Biraz da özel hayata gelelim. Seni ne kızdırır?

Yalan herkesi olduğu gibi beni de kızdırır. Diğerlerinin birçoğu başıma geldi ama baktım ki geçiyor. Aldatılmak da iftiraya uğramak da geçici. Bakınca da kızamıyorsun. İnsanı anlamaya başladığın zaman o kadar çok çeşidinin olduğunu görüyorsun ki. Kızmak yerine senin için iyi şeyler yapan birisine iyi şeyler yapmak için uğraşmanın doğru olduğunu düşünüyorum. 

Yaşayamadığın için pişmanlık duyduğun bir şey var mı? 

Bunu çok düşünme zamanım oldu. İnan ki kalmadı ya.. 

İç sesinle aran nasıl?

Normalde iyi ama kavga ettiğimiz zamanlar da oluyor elbette ki.
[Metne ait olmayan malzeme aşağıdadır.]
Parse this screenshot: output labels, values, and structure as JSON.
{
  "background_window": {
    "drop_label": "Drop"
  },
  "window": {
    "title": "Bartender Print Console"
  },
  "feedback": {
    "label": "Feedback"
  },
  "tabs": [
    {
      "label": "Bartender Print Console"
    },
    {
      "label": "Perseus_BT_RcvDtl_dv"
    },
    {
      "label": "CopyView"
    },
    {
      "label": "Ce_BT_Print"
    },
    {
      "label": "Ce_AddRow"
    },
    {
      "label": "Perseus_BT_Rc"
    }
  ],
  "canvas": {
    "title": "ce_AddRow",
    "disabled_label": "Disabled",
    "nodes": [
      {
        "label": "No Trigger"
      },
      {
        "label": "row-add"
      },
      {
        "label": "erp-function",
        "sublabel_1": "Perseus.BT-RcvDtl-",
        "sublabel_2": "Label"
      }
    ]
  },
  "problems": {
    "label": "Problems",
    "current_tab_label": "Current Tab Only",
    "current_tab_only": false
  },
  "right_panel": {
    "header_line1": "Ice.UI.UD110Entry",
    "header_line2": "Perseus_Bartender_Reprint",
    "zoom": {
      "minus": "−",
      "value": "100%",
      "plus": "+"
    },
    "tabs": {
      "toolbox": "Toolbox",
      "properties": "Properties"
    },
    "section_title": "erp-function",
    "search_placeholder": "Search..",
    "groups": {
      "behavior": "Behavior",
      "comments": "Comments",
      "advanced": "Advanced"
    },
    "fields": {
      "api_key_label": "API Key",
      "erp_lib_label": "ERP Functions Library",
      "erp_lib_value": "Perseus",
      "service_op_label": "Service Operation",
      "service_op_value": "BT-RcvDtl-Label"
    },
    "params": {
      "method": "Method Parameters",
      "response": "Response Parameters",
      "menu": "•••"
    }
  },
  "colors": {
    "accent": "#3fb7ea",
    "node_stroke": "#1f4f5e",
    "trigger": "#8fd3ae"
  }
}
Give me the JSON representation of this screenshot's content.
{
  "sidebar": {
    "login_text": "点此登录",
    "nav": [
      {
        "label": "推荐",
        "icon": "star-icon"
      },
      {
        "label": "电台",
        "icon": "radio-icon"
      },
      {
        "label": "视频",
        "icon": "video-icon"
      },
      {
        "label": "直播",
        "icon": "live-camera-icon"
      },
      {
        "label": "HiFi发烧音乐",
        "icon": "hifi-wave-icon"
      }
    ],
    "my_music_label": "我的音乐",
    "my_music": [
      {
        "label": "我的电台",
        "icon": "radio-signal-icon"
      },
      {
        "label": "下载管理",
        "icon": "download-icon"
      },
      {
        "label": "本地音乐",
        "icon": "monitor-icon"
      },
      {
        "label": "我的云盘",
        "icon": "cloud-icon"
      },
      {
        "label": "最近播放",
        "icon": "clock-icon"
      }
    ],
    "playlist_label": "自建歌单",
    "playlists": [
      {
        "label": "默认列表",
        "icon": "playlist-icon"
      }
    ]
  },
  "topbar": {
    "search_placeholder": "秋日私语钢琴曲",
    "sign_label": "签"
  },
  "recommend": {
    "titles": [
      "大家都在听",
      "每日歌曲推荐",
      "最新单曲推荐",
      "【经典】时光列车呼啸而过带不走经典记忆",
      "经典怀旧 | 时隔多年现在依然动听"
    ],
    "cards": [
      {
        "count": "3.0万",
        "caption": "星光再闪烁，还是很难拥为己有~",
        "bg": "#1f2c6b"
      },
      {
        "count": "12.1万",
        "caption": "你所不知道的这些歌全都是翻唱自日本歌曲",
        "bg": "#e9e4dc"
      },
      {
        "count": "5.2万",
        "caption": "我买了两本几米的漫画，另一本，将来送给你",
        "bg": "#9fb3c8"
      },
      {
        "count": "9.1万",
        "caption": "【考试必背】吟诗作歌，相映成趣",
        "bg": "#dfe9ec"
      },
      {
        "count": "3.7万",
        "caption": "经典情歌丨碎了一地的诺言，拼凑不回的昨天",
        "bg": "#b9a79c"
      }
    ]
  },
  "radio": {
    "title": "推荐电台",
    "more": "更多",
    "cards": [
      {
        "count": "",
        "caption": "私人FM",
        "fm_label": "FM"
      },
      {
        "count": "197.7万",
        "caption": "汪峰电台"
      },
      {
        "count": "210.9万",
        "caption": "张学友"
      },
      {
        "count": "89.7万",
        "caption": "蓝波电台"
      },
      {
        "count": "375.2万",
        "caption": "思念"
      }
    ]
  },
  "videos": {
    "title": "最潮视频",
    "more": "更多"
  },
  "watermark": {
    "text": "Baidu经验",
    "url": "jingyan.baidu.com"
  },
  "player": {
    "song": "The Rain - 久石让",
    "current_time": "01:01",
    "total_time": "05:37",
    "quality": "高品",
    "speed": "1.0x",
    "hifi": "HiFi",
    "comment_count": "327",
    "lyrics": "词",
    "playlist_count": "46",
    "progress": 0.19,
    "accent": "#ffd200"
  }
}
Bunun sebebini mesleki deformasyona da bağlıyorum. Bir film yapıyorsun. Filmde adam oğlu için kalbini verecek. 3 aylık film süreci içerisinde her şeye ölecek bir adamın gözünden bakıyorsun. Kimsenin yapacağı sağlıklı bir iş değil ama sen onu sindirmek ve kontrollü bir şekilde yönetmek zorundasın. 

Çok teşekkür ediyorum. Benim için çok kıymetliydi. İyi ki geldin Selim.